848075 - hang in malloc lock during exception handling on OS X

Status: RESOLVED FIXED

(Toolkit :: Crash Reporting, defect)

Description

[(not currently active) Ted Mielczarek]

Attachment: plugin-container hang sample

I was trying to reproduce bug 706751 by running test_content_annotation.js in a loop on my MBP. The test hung, so I sampled the plugin-container process (see attached).

Breakpad calls exc_server, which calls dlsym to find _catch_exception_raise (in libxul), which mallocs. Some other thread has the malloc lock so we're hung.

I *think* this is just a failure in our OOP exception-handling code. In the in-process case, we simply call exit() after writing out the minidump and exec()ing the crashreporter.

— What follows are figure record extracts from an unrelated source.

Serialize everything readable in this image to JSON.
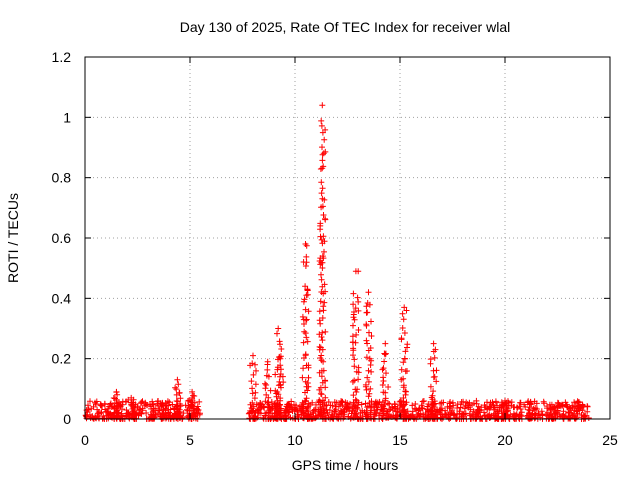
{
  "chart_data": {
    "type": "scatter",
    "title": "Day 130 of 2025, Rate Of TEC Index for receiver wlal",
    "xlabel": "GPS time / hours",
    "ylabel": "ROTI / TECUs",
    "xlim": [
      0,
      25
    ],
    "ylim": [
      0,
      1.2
    ],
    "xticks": [
      0,
      5,
      10,
      15,
      20,
      25
    ],
    "yticks": [
      0,
      0.2,
      0.4,
      0.6,
      0.8,
      1,
      1.2
    ],
    "xtick_labels": [
      "0",
      "5",
      "10",
      "15",
      "20",
      "25"
    ],
    "ytick_labels": [
      "0",
      "0.2",
      "0.4",
      "0.6",
      "0.8",
      "1",
      "1.2"
    ],
    "grid": true,
    "marker": "+",
    "marker_color": "#ff0000",
    "series": [
      {
        "baseline_segments": [
          {
            "x_start": 0.0,
            "x_end": 5.5,
            "y_min": 0.0,
            "y_max": 0.06
          },
          {
            "x_start": 7.8,
            "x_end": 24.0,
            "y_min": 0.0,
            "y_max": 0.06
          }
        ],
        "spikes": [
          {
            "x": 1.5,
            "peak": 0.09
          },
          {
            "x": 2.2,
            "peak": 0.07
          },
          {
            "x": 4.4,
            "peak": 0.13
          },
          {
            "x": 5.1,
            "peak": 0.09
          },
          {
            "x": 8.0,
            "peak": 0.21
          },
          {
            "x": 8.7,
            "peak": 0.19
          },
          {
            "x": 9.2,
            "peak": 0.3
          },
          {
            "x": 9.3,
            "peak": 0.2
          },
          {
            "x": 10.5,
            "peak": 0.58
          },
          {
            "x": 11.3,
            "peak": 1.04
          },
          {
            "x": 12.9,
            "peak": 0.49
          },
          {
            "x": 13.5,
            "peak": 0.42
          },
          {
            "x": 14.3,
            "peak": 0.25
          },
          {
            "x": 15.2,
            "peak": 0.37
          },
          {
            "x": 16.6,
            "peak": 0.25
          },
          {
            "x": 20.0,
            "peak": 0.06
          }
        ]
      }
    ]
  }
}
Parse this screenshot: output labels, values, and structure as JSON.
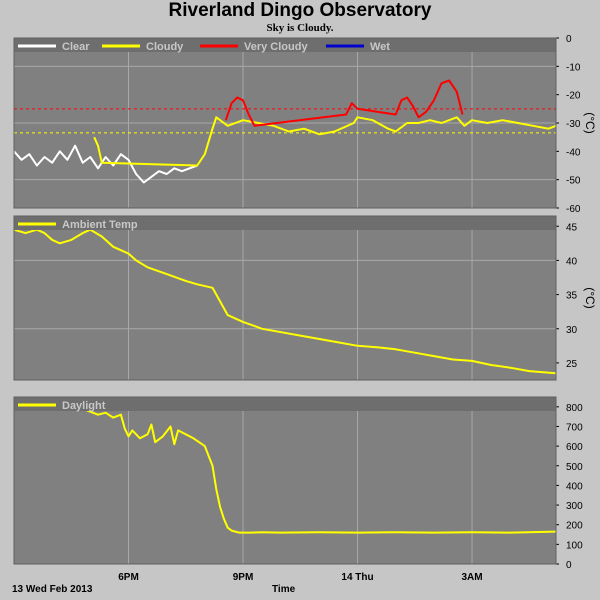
{
  "title": "Riverland Dingo Observatory",
  "subtitle": "Sky is Cloudy.",
  "footer": {
    "date": "13 Wed Feb 2013",
    "xlabel": "Time"
  },
  "colors": {
    "background": "#c6c6c6",
    "plot_bg": "#808080",
    "grid": "#a8a8a8",
    "clear": "#ffffff",
    "cloudy": "#ffff00",
    "very_cloudy": "#ff0000",
    "wet": "#0000cc"
  },
  "x_ticks": [
    "6PM",
    "9PM",
    "14 Thu",
    "3AM"
  ],
  "x_tick_hours": [
    18,
    21,
    24,
    27
  ],
  "x_range_hours": [
    15.0,
    29.2
  ],
  "chart_data": [
    {
      "type": "line",
      "ylabel": "(°C)",
      "ylim": [
        -60,
        0
      ],
      "yticks": [
        0,
        -10,
        -20,
        -30,
        -40,
        -50,
        -60
      ],
      "ref_lines": [
        {
          "value": -25,
          "color": "#ff0000"
        },
        {
          "value": -33.5,
          "color": "#ffff00"
        }
      ],
      "legend": [
        {
          "name": "Clear",
          "color": "#ffffff"
        },
        {
          "name": "Cloudy",
          "color": "#ffff00"
        },
        {
          "name": "Very Cloudy",
          "color": "#ff0000"
        },
        {
          "name": "Wet",
          "color": "#0000cc"
        }
      ],
      "series": [
        {
          "name": "Clear",
          "color": "#ffffff",
          "x": [
            15.0,
            15.2,
            15.4,
            15.6,
            15.8,
            16.0,
            16.2,
            16.4,
            16.6,
            16.8,
            17.0,
            17.2,
            17.4,
            17.6,
            17.8,
            18.0,
            18.2,
            18.4,
            18.6,
            18.8,
            19.0,
            19.2,
            19.4,
            19.6,
            19.8
          ],
          "y": [
            -40,
            -43,
            -41,
            -45,
            -42,
            -44,
            -40,
            -43,
            -38,
            -44,
            -42,
            -46,
            -42,
            -45,
            -41,
            -43,
            -48,
            -51,
            -49,
            -47,
            -48,
            -46,
            -47,
            -46,
            -45
          ]
        },
        {
          "name": "Cloudy",
          "color": "#ffff00",
          "x": [
            17.1,
            17.2,
            17.3,
            19.8,
            20.0,
            20.2,
            20.3,
            20.4,
            20.6,
            21.0,
            21.4,
            21.8,
            22.2,
            22.6,
            23.0,
            23.4,
            23.9,
            24.0,
            24.4,
            24.8,
            25.0,
            25.3,
            25.6,
            25.9,
            26.2,
            26.6,
            26.8,
            27.0,
            27.4,
            27.8,
            28.2,
            28.6,
            29.0,
            29.2
          ],
          "y": [
            -35,
            -38,
            -44,
            -45,
            -41,
            -32,
            -28,
            -29,
            -31,
            -29,
            -30,
            -31,
            -33,
            -32,
            -34,
            -33,
            -30,
            -28,
            -29,
            -32,
            -33,
            -30,
            -30,
            -29,
            -30,
            -28,
            -31,
            -29,
            -30,
            -29,
            -30,
            -31,
            -32,
            -31
          ]
        },
        {
          "name": "Very Cloudy",
          "color": "#ff0000",
          "x": [
            20.55,
            20.7,
            20.85,
            21.0,
            21.15,
            21.3,
            23.7,
            23.85,
            24.0,
            25.0,
            25.15,
            25.3,
            25.45,
            25.6,
            25.8,
            26.0,
            26.2,
            26.4,
            26.6,
            26.75
          ],
          "y": [
            -29,
            -23,
            -21,
            -22,
            -27,
            -31,
            -27,
            -23,
            -25,
            -27,
            -22,
            -21,
            -24,
            -28,
            -26,
            -22,
            -16,
            -15,
            -19,
            -27
          ]
        }
      ]
    },
    {
      "type": "line",
      "ylabel": "(°C)",
      "ylim": [
        22.5,
        46.5
      ],
      "yticks": [
        45,
        40,
        35,
        30,
        25
      ],
      "legend": [
        {
          "name": "Ambient Temp",
          "color": "#ffff00"
        }
      ],
      "series": [
        {
          "name": "Ambient Temp",
          "color": "#ffff00",
          "x": [
            15.0,
            15.3,
            15.6,
            15.8,
            16.0,
            16.2,
            16.5,
            16.8,
            17.0,
            17.3,
            17.6,
            17.8,
            18.0,
            18.2,
            18.5,
            19.0,
            19.5,
            19.8,
            20.2,
            20.4,
            20.6,
            21.0,
            21.5,
            22.0,
            22.5,
            23.0,
            23.5,
            24.0,
            24.5,
            25.0,
            25.5,
            26.0,
            26.5,
            27.0,
            27.5,
            28.0,
            28.5,
            29.2
          ],
          "y": [
            44.5,
            44.0,
            44.5,
            44.0,
            43.0,
            42.5,
            43.0,
            44.0,
            44.5,
            43.5,
            42.0,
            41.5,
            41.0,
            40.0,
            39.0,
            38.0,
            37.0,
            36.5,
            36.0,
            34.0,
            32.0,
            31.0,
            30.0,
            29.5,
            29.0,
            28.5,
            28.0,
            27.5,
            27.3,
            27.0,
            26.5,
            26.0,
            25.5,
            25.3,
            24.7,
            24.3,
            23.8,
            23.5
          ]
        }
      ]
    },
    {
      "type": "line",
      "ylabel": "",
      "ylim": [
        0,
        850
      ],
      "yticks": [
        800,
        700,
        600,
        500,
        400,
        300,
        200,
        100,
        0
      ],
      "legend": [
        {
          "name": "Daylight",
          "color": "#ffff00"
        }
      ],
      "series": [
        {
          "name": "Daylight",
          "color": "#ffff00",
          "x": [
            15.0,
            15.5,
            16.0,
            16.5,
            16.8,
            17.0,
            17.2,
            17.4,
            17.6,
            17.8,
            17.9,
            18.0,
            18.1,
            18.3,
            18.5,
            18.6,
            18.7,
            18.9,
            19.1,
            19.2,
            19.3,
            19.5,
            19.7,
            20.0,
            20.2,
            20.3,
            20.4,
            20.5,
            20.6,
            20.7,
            20.9,
            21.2,
            21.5,
            22.0,
            23.0,
            24.0,
            25.0,
            26.0,
            27.0,
            28.0,
            29.2
          ],
          "y": [
            805,
            800,
            795,
            800,
            790,
            775,
            760,
            770,
            745,
            760,
            690,
            650,
            680,
            640,
            660,
            710,
            620,
            650,
            700,
            610,
            680,
            660,
            640,
            600,
            500,
            380,
            290,
            230,
            185,
            170,
            160,
            160,
            162,
            160,
            162,
            160,
            162,
            160,
            162,
            160,
            165
          ]
        }
      ]
    }
  ]
}
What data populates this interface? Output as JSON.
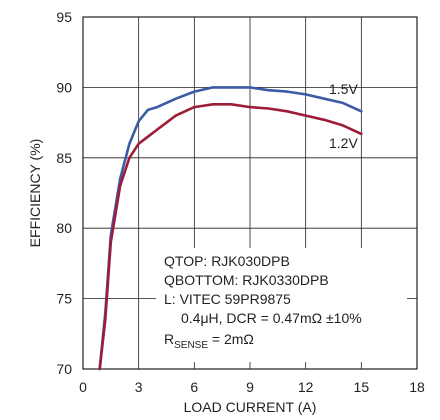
{
  "chart_data": {
    "type": "line",
    "xlabel": "LOAD CURRENT (A)",
    "ylabel": "EFFICIENCY (%)",
    "xlim": [
      0,
      18
    ],
    "ylim": [
      70,
      95
    ],
    "x_ticks": [
      "0",
      "3",
      "6",
      "9",
      "12",
      "15",
      "18"
    ],
    "y_ticks": [
      "70",
      "75",
      "80",
      "85",
      "90",
      "95"
    ],
    "grid": true,
    "series": [
      {
        "name": "1.5V",
        "color": "#3b5ba5",
        "points": [
          [
            0.9,
            70
          ],
          [
            1.2,
            74
          ],
          [
            1.5,
            79.5
          ],
          [
            2,
            83.5
          ],
          [
            2.5,
            86
          ],
          [
            3,
            87.6
          ],
          [
            3.5,
            88.4
          ],
          [
            4,
            88.6
          ],
          [
            5,
            89.2
          ],
          [
            6,
            89.7
          ],
          [
            7,
            90
          ],
          [
            8,
            90
          ],
          [
            9,
            90
          ],
          [
            10,
            89.8
          ],
          [
            11,
            89.7
          ],
          [
            12,
            89.5
          ],
          [
            13,
            89.2
          ],
          [
            14,
            88.9
          ],
          [
            15,
            88.3
          ]
        ]
      },
      {
        "name": "1.2V",
        "color": "#9e1c37",
        "points": [
          [
            0.9,
            70
          ],
          [
            1.2,
            73.5
          ],
          [
            1.5,
            79
          ],
          [
            2,
            83
          ],
          [
            2.5,
            85
          ],
          [
            3,
            86
          ],
          [
            3.5,
            86.5
          ],
          [
            4,
            87
          ],
          [
            5,
            88
          ],
          [
            6,
            88.6
          ],
          [
            7,
            88.8
          ],
          [
            8,
            88.8
          ],
          [
            9,
            88.6
          ],
          [
            10,
            88.5
          ],
          [
            11,
            88.3
          ],
          [
            12,
            88
          ],
          [
            13,
            87.7
          ],
          [
            14,
            87.3
          ],
          [
            15,
            86.7
          ]
        ]
      }
    ],
    "annotations": {
      "qtop": "QTOP: RJK030DPB",
      "qbottom": "QBOTTOM: RJK0330DPB",
      "inductor": "L: VITEC 59PR9875",
      "inductor_detail": "0.4μH, DCR = 0.47mΩ ±10%",
      "rsense_r": "R",
      "rsense_sub": "SENSE",
      "rsense_val": " = 2mΩ"
    }
  }
}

In the OOP case, we don't actually exit after requesting that the parent process write a dump, so it's possible for us to fall down into this exc_server call and hit this condition.

Comment 1

[(not currently active) Ted Mielczarek]

Specifically WriteMinidumpWithException either writes a dump and calls the callback (in-process), or calls CrashGenerationClient's RequestDump method:
http://mxr.mozilla.org/mozilla-central/source/toolkit/crashreporter/google-breakpad/src/client/mac/handler/exception_handler.cc#523

In the in-process case we exit during our callback. In the OOP case we don't exit. I think this is actually just a bug in the Breakpad OOP code. We should be honoring _exit_after_write in the IsOutOfProcess block here:
http://mxr.mozilla.org/mozilla-central/source/toolkit/crashreporter/google-breakpad/src/client/mac/handler/exception_handler.cc#341

Comment 2

[(not currently active) Ted Mielczarek]

Landed a patch upstream that should fix this:
http://code.google.com/p/google-breakpad/source/detail?r=1127

Will update our Breakpad snapshot shortly.

Comment 3

[(not currently active) Ted Mielczarek]

Just pushed an updated Breakpad snapshot that includes this fix.